“Un·e chercheur·euse, c’est quelqu’un qui est payé pour se poser des questions”.
Système d'appel à projets, précarisation des jeunes chercheur·euse·s et formatage des sujets de recherches... Tant d'enjeux actuels analysés ici en miroir.
Un face à face entre deux niveaux :
Un, une échelle globale à partir d'extraits vidéos de la conférence organisée par le Labo des Savoirs et le Museum d'Histoires Naturelles de Nantes. On y parle du financement de la recherche publique.
Deux, une échelle individuelle avec l'interview d'un ancien doctorant Nantais qui témoigne de son expérience vis-à-vis de la recherche de financement.
Réalisé par : Victor Cariou et Philémon Guillet.
Jérémy Freixas a quitté la recherche en juin. Aujourd'hui, il enseigne à l'ISEN Yncrea Ouest à Nantes, une école d'ingénieur. Que pense cet ancien doctorant de Polytech Nantes et de l'IEMN Lille de l'état du financement de la recherche en France ?
Partie 1 : QUEL CHERCHEUR ES-TU, JÉRÉMY ?
Pour toi, c’est quoi un chercheur ?
Un chercheur·euse, c’est quelqu’un qui est payé pour se poser des questions.
Pourquoi t’es tu dédié à la recherche ?
Ce n’était pas quelque chose de spontané. J’ai d’abord été dans une école d’ingénieur. J’y ai assisté à un cours qui m’a beaucoup intéressé, sur le micro stockage de l’énergie à destination des objets connectés. Comme le sujet m’intéressait beaucoup, j’ai fait une demande de stage à un chercheur de la ville dans ce domaine.
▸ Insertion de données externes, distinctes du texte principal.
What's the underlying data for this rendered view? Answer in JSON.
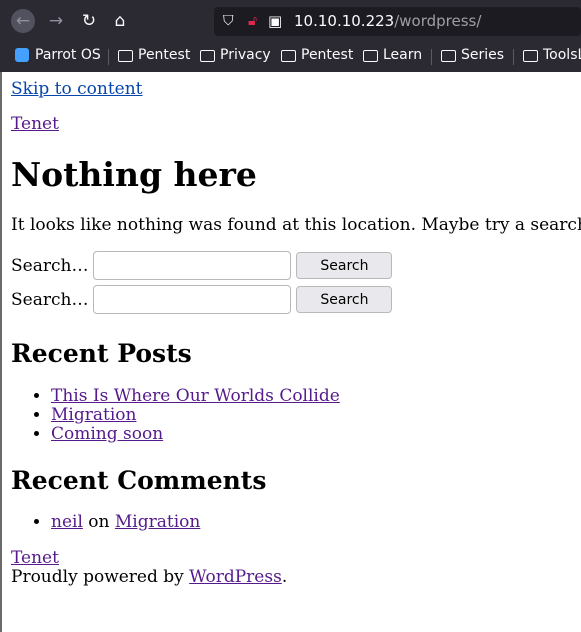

Quel était ton domaine de recherche ? Ton type de doctorat ?
Je travaillais sur la miniaturisation des batteries en vue de la conception de dispositifs connectés d'un volume de quelques centimètres cubes, dans le cadre d’un doctorat en co-direction (ndlr : avec deux directeurs de thèse), avec un laboratoire à Lille et un à Nantes.
partie 2 : la recherche, combien et comment ?
Avant de parler de financement, il faut savoir ce qui va être financé. Recherche publique ou privée, fondamentale ou appliquée ?
une enveloppe à 50 milliards...
Intervenant : Nicolas Ngo, chef du département des relations entre science et société au Ministère de l’enseignement supérieur, de la recherche et de l’innovation.
Étais-tu dans la recherche publique ou privée ? Fondamentale ou appliquée ?
J’étais dans la recherche publique, mes deux directeurs de thèse étaient maîtres de conférence. Ma thèse portait plus sur de la recherche appliquée, ou technologique. À la différence de la recherche fondamentale, on avait un but de résultat de performance. Mais pas nécessairement d’avoir un prototype de batterie à la fin, ce n’était pas un projet de R&D (ndlr : Recherche et Développement, dans le monde industriel).
À la fin de mon projet de recherche, j’aurais aimé avoir fait un peu plus de recherche fondamentale. Dans la recherche appliquée, on prend moins le temps d’essayer de décortiquer la science derrière. Plus que de la recherche fondamentale sur les composants de la batterie, on a cherché à améliorer sa performance. J’ai manqué de temps pour chercher plus.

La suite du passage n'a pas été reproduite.